Rio Tinto reported February 21 it is expanding its Mine of the Future program to include development and testing of new technologies for underground tunneling and mineral recovery.

At the company’s Kennecott Utah Copper mine near Salt Lake City, Utah, USA, Rio Tinto is working in partnership with Atlas Copco on a trial of a tunnel-boring system that is expected to allow the company to tunnel more than 10 m per day, nearly twice the rate of conventional methods. This work is scheduled to begin in 2013 and is addition to a first tunnel-boring trial, run in partnership with Aker Wirth, that will begin this year at the company’s Northparkes copper and gold mine in New South Wales, Australia. Rio Tinto is also considering locations for a shaft-boring system trial.

As part of its work to improve rates of ore recovery from mature and complex deposits, Rio Tinto has formed a partnership with a Norwegian company, TOMRA Sorting Solutions, to develop commercial-scale systems for separating minerals from rock waste. This work will include scaling-up of Rio Tinto’s iron ore and copper sorting technologies, which extract saleable ore from waste rock, to sort up to 1,000 mt of rock per hour.

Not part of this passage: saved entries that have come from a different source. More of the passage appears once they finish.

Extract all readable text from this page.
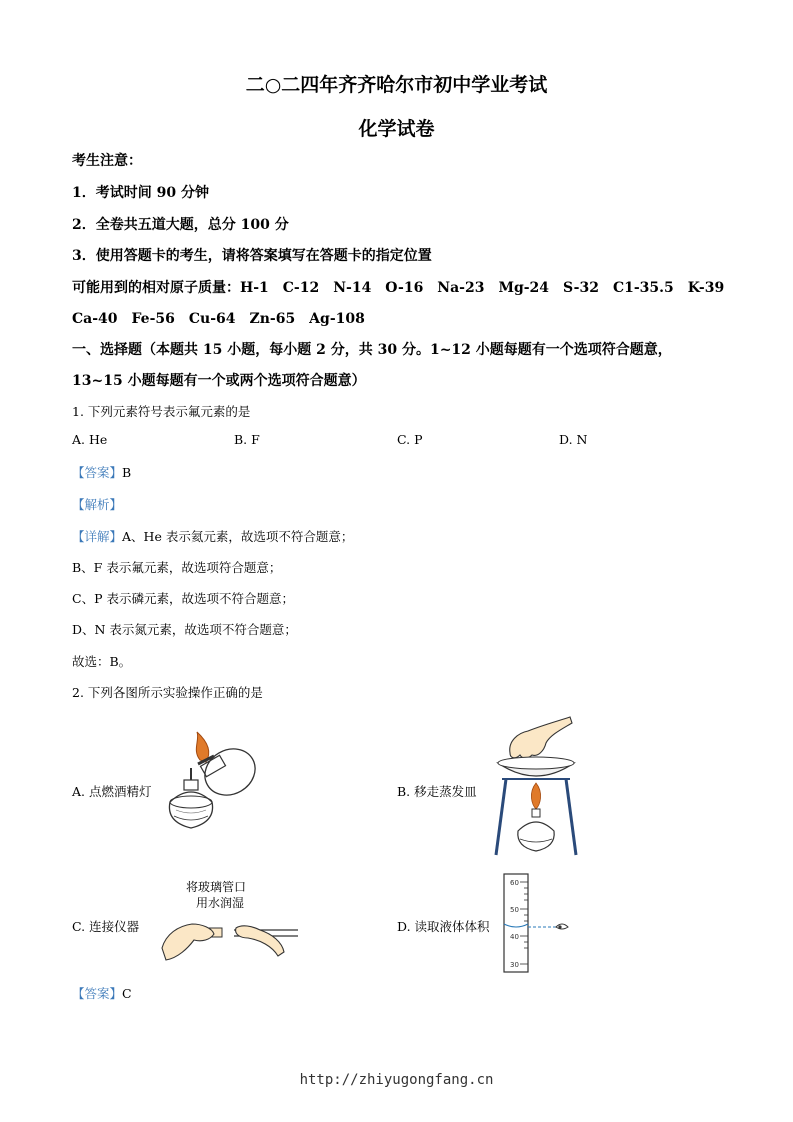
二○二四年齐齐哈尔市初中学业考试
化学试卷
考生注意：
1．考试时间 90 分钟
2．全卷共五道大题，总分 100 分
3．使用答题卡的考生，请将答案填写在答题卡的指定位置
可能用到的相对原子质量：H-1　C-12　N-14　O-16　Na-23　Mg-24　S-32　C1-35.5　K-39
Ca-40　Fe-56　Cu-64　Zn-65　Ag-108
一、选择题（本题共 15 小题，每小题 2 分，共 30 分。1~12 小题每题有一个选项符合题意，
13~15 小题每题有一个或两个选项符合题意）
1. 下列元素符号表示氟元素的是
A. He	B. F	C. P	D. N
【答案】B
【解析】
【详解】A、He 表示氦元素，故选项不符合题意；
B、F 表示氟元素，故选项符合题意；
C、P 表示磷元素，故选项不符合题意；
D、N 表示氮元素，故选项不符合题意；
故选：B。
2. 下列各图所示实验操作正确的是
A. 点燃酒精灯	B. 移走蒸发皿
C. 连接仪器	D. 读取液体体积
将玻璃管口
用水润湿
60
50
40
30
【答案】C
http://zhiyugongfang.cn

Rio Tinto is also partnering with UK-based e2V to develop machines to improve the efficiency of mineral recovery from previously discarded ore. The machinery uses large-scale microwave and radio frequency generators and is expected to set “a new world standard” in mineral recovery.

Rio Tinto Head of Innovation John McGagh said, “We are developing machines that use digital and sensing technologies to detect and separate the mineral from rock waste so that we can improve rates of recovery from what is currently being treated as waste rock. This technology has the capability of being a potential game-changer in the mining industry.”

Rio Tinto is also continuing work on the development of the VK1airborne gravity gradiometer, an exploration tool that detects small changes in the earth’s gravitational field the can indicate the presence of mineral deposits. The first complete system was initially flown in August 2010, and several test flights were made 2011. A second, improved system was constructed in 2011 and has begun flight testing near Perth, Western Australia. Rio Tinto’s 2012 plan is to extend the test flight program to the Pilbara region of Western Australia, once the system approaches target performance.

Other recently announced initiatives in Rio Tinto’s Mine of the Future program include the introduction of automated trains and driverless trucks into the company’s Pilbara iron ore operations.